Hibbertia cymosa
- Conservation status: Vulnerable (NCA)

Scientific classification
- Kingdom: Plantae
- Clade: Tracheophytes
- Clade: Angiosperms
- Clade: Eudicots
- Order: Dilleniales
- Family: Dilleniaceae
- Genus: Hibbertia
- Species: H. cymosa
- Binomial name: Hibbertia cymosa S.T.Reynolds

= Hibbertia cymosa =

- Genus: Hibbertia
- Species: cymosa
- Authority: S.T.Reynolds
- Conservation status: VU

Species of flowering plant

Hibbertia cymosa is a species of flowering plant in the family Dilleniaceae and is endemic to a restricted area of Queensland. It is a shrub with densely hairy foliage, elliptic leaves, and yellow flowers, each with fifty to eighty stamens arranged in bundles around three carpels.

==Description==
Hibbertia cymosa is a shrub that typically grows to a height of up to 1.4 m, its branches and leaves densely covered with star-shaped and long white hairs. The leaves are elliptic, 40–53 mm long and 12–15 mm wide on a petiole 1.6–2.8 mm long. The flowers are borne singly, in pairs or threes in leaf axils on a thin peduncle 6.5–2.5 mm long, with egg-shaped bracts 1.5–2 mm long. The two outer sepal lobes are 2.6–3.8 mm long and the three inner ones are 4.7–5.6 mm long. The five petals are egg-shaped with the narrower end towards the base, yellow, 7–8 mm long and there are fifty to eighty stamens arranged around the three carpels, each carpel with two ovules.
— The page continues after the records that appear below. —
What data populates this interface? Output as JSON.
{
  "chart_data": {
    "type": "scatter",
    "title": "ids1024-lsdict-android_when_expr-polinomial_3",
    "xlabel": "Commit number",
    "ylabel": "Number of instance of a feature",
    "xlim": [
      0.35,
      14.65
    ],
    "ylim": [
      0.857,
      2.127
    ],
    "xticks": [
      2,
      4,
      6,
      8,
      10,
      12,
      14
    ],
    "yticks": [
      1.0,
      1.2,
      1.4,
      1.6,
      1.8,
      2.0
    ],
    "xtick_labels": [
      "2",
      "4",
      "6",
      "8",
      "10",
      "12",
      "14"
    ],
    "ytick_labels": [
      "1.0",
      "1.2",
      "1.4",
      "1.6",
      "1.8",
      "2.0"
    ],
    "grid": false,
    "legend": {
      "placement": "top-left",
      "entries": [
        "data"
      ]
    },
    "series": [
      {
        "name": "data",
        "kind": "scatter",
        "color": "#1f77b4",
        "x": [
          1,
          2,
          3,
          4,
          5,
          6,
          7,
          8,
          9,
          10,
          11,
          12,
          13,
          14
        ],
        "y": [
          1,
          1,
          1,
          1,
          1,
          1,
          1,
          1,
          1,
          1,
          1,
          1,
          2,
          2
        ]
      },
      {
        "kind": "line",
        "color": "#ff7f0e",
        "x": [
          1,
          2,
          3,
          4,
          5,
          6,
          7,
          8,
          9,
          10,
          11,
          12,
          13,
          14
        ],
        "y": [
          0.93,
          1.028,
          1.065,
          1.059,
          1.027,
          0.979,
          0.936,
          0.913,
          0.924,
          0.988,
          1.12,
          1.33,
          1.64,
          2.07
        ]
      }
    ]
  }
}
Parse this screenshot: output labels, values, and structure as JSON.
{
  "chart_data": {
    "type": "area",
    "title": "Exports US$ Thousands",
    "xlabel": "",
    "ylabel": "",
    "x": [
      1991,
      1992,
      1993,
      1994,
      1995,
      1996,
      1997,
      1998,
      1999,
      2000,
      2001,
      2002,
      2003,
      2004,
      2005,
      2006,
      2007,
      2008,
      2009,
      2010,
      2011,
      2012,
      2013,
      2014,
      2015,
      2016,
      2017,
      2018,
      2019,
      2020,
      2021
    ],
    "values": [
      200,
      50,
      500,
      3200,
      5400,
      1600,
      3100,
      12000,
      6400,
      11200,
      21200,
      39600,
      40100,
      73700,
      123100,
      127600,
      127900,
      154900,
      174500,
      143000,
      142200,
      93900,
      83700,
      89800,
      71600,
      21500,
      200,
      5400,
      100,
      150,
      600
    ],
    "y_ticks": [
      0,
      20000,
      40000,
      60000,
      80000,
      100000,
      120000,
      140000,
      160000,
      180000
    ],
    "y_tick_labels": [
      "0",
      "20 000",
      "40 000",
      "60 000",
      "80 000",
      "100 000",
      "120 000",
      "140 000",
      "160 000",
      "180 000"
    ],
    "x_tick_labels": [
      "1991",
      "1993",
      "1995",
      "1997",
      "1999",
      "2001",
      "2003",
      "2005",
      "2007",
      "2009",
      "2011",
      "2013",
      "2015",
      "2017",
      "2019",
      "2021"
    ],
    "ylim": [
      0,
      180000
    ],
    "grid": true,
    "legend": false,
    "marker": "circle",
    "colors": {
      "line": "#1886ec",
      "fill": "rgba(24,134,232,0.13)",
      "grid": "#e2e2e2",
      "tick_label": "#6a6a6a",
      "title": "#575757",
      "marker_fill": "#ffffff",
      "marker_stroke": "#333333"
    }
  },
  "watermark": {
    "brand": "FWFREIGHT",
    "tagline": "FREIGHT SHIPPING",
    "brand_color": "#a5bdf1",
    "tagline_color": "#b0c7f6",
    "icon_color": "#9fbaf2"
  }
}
Flowering occurs around June.

==Taxonomy==
Hibbertia cymosa was first formally described in 1991 by Sally T. Reynolds in the journal Austrobaileya from specimens collected by Anthony Bean near Jowalbinna (near Laura) in 1990. The specific epithet (cymosa) refers to the cymose arrangement of the flowers.

==Distribution and habitat==
This hibbertia is only known from the type location where the species grows near a creek.

==Conservation status==
Goodenia cymosa is classified as "vulnerable" under the Queensland Government Nature Conservation Act 1992.